I. Introduction

Increasing network capacity is required by service operators to cope with year over year traffic growth. Current commercial 100G and advance 200G systems with dual-polarization quadrature phase shift keying (DP-QPSK) and digital coherent detection at 50-GHz spacing, allowing network operators to attain a capacity up to 9.6 Tb/s [1]–[6] per fiber using the -band alone. To upgrade system capacity, the following techniques can be applied: 1) reducing channel spacing [7]; 2) employing higher order modulation formats [9]–[13]; 3) transmit more optical channels over wider transmission window [12], [13]. Due to the increased optical signal- to-noise ratio (OSNR) requirement of higher order modulation formats such as dual-polarization 16 quadrature amplitude modulation (DP-16QAM), the reported high-capacity experiments utilized newly developed fiber with advantageous properties, e.g., large core area and ultralow loss.
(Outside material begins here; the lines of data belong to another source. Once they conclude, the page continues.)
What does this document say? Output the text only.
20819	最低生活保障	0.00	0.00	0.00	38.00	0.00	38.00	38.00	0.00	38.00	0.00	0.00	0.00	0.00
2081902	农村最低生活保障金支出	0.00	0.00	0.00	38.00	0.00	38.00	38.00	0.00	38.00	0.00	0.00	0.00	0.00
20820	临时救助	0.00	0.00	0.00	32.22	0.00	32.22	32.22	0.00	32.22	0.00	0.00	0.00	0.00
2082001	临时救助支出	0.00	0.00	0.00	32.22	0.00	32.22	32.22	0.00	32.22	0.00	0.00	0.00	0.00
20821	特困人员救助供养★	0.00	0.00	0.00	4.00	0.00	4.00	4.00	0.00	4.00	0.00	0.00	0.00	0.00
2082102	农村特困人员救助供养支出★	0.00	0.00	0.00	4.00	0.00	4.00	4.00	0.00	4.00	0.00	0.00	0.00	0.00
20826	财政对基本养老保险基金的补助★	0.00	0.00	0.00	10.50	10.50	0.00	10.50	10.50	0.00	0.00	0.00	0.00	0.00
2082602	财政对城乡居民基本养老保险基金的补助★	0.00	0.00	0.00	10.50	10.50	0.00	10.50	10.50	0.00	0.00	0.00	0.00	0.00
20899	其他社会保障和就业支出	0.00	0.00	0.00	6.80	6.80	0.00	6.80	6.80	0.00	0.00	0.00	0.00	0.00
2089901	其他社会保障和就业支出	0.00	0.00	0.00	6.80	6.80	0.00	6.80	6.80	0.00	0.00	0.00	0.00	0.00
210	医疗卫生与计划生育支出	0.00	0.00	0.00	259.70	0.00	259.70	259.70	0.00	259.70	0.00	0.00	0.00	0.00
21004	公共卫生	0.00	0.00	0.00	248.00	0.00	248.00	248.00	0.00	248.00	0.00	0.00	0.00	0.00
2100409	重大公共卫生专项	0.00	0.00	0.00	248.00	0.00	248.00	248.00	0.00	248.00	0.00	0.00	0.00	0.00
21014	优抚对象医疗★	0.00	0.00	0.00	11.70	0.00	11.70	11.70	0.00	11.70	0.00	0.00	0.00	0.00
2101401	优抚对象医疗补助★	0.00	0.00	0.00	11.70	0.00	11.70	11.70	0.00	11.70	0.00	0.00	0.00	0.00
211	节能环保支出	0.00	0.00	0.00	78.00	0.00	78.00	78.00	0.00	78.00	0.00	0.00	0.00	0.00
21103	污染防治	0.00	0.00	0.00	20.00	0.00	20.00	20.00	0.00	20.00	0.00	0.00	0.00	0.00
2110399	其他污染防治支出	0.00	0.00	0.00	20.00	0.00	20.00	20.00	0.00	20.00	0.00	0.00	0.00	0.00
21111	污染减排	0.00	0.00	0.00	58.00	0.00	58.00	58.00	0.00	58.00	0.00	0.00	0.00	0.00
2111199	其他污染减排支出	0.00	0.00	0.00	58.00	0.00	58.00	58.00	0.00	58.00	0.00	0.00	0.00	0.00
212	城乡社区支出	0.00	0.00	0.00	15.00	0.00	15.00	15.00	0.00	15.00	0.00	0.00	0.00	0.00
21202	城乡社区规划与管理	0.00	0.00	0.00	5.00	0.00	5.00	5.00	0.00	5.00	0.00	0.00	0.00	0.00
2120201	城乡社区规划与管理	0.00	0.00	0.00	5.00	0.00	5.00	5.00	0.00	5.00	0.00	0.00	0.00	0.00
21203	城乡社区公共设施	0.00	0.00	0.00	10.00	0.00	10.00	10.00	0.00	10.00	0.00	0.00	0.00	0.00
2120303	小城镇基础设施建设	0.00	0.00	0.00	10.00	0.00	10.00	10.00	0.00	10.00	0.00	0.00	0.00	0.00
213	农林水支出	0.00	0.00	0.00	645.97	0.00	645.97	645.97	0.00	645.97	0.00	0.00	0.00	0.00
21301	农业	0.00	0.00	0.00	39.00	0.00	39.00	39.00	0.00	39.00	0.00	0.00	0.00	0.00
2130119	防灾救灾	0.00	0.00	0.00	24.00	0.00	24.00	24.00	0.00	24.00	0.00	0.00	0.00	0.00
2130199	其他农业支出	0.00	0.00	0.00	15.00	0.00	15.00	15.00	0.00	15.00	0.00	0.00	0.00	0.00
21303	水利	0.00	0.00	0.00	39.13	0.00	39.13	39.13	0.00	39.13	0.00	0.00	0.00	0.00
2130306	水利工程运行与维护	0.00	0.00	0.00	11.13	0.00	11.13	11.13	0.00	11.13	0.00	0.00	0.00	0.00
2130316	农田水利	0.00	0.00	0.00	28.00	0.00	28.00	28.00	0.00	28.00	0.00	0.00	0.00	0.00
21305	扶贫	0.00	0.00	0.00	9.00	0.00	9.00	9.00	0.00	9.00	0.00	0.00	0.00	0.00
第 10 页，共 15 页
This fiber can help maintain the transmission OSNR by reducing fiber attenuation and raising signal launch power to further obtain high fiber capacity. However, specialty fibers are not feasible for a network deployment because of their high manufacturing cost at the current moment. In the industry, it is unlikely that any network service providers will perform large scale network fiber infrastructure upgrade any time soon. Thus, it is important to investigate how much capacity that network service providers can achieve with their existing fiber infrastructure.